Some of the most prevalent mutations in human cancers and genetic diseases are C to T transitions in CpG nucleotides. This has been attributed to the deamination of 5-methylcytosine (5mC), an epigenetic modification found in CpGs, but Marketa Tomkova, previously of the Schuster-Boeckler and Kriaucionis groups and now leading the Tomkova group, and Michael McClellan of the Kriaucionis group have shown that CpG>TpG mutations are frequently introduced as errors during DNA replication by DNA polymerase ε (Pol ε).

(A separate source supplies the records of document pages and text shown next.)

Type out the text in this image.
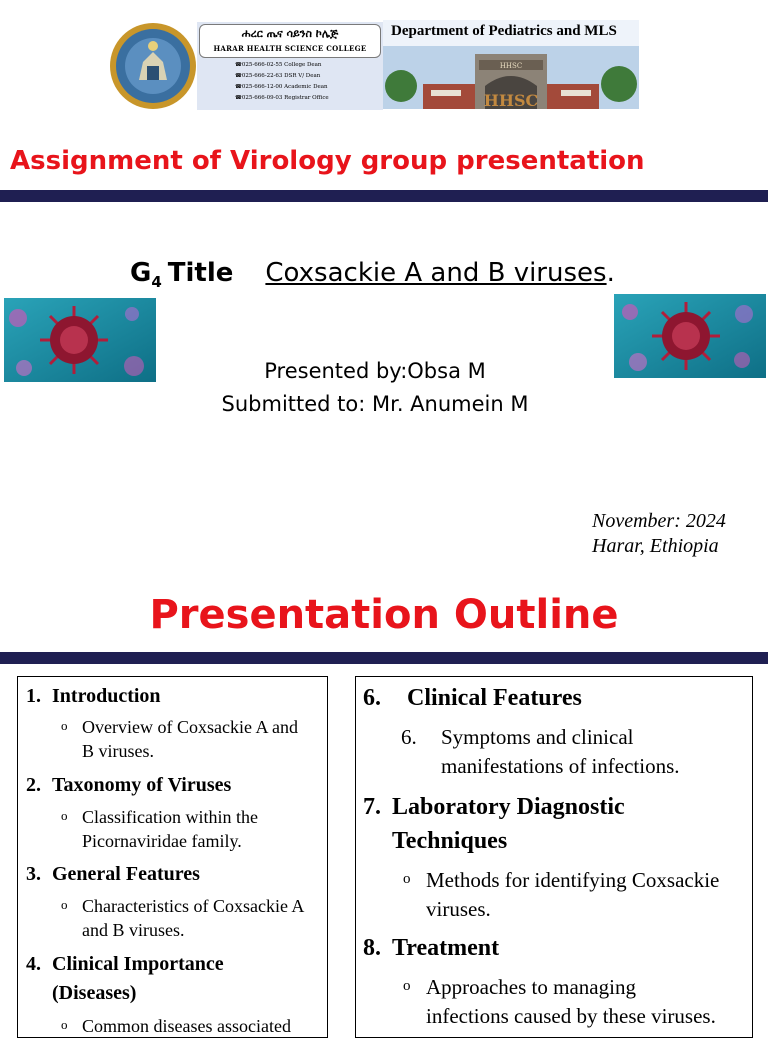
ሐረር ጤና ሳይንስ ኮሌጅ
HARAR HEALTH SCIENCE COLLEGE
☎025-666-02-55 College Dean
☎025-666-22-63 DSR V/ Dean
☎025-666-12-00 Academic Dean
☎025-666-09-03 Registrar Office
Department of Pediatrics and MLS
HHSC
HHSC
Assignment of Virology group presentation
$G_4$ Title Coxsackie A and B viruses.
Presented by:Obsa M
Submitted to: Mr. Anumein M
November: 2024
Harar, Ethiopia
Presentation Outline
1. Introduction
o Overview of Coxsackie A and
B viruses.
2. Taxonomy of Viruses
o Classification within the
Picornaviridae family.
3. General Features
o Characteristics of Coxsackie A
and B viruses.
4. Clinical Importance
(Diseases)
o Common diseases associated
6. Clinical Features
6. Symptoms and clinical
manifestations of infections.
7. Laboratory Diagnostic
Techniques
o Methods for identifying Coxsackie
viruses.
8. Treatment
o Approaches to managing
infections caused by these viruses.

The team have developed a new method, Polymerase Error Rate Sequencing (PER-seq), to measure the error spectrum of DNA polymerases in isolation. Using PER-seq, they show that human DNA Pol ε produces an excess of CpG>TpG errors. Interestingly, the wild-type Pol ε was seen to have a 7-fold higher error rate when replicating 5mCpG compared to cytosine in other contexts. This has led to a fundamental change in our understanding of the disease-causing mutational mechanism, as they have demonstrated that replication errors are a major contributor to CpG>TpG mutagenesis in replicating cells.
The demonstration that replication errors are a major contributor to CpG>TpG mutagenesis in replicating cells has fundamentally changed our understanding of this most prevalent disease-causing mutational pattern.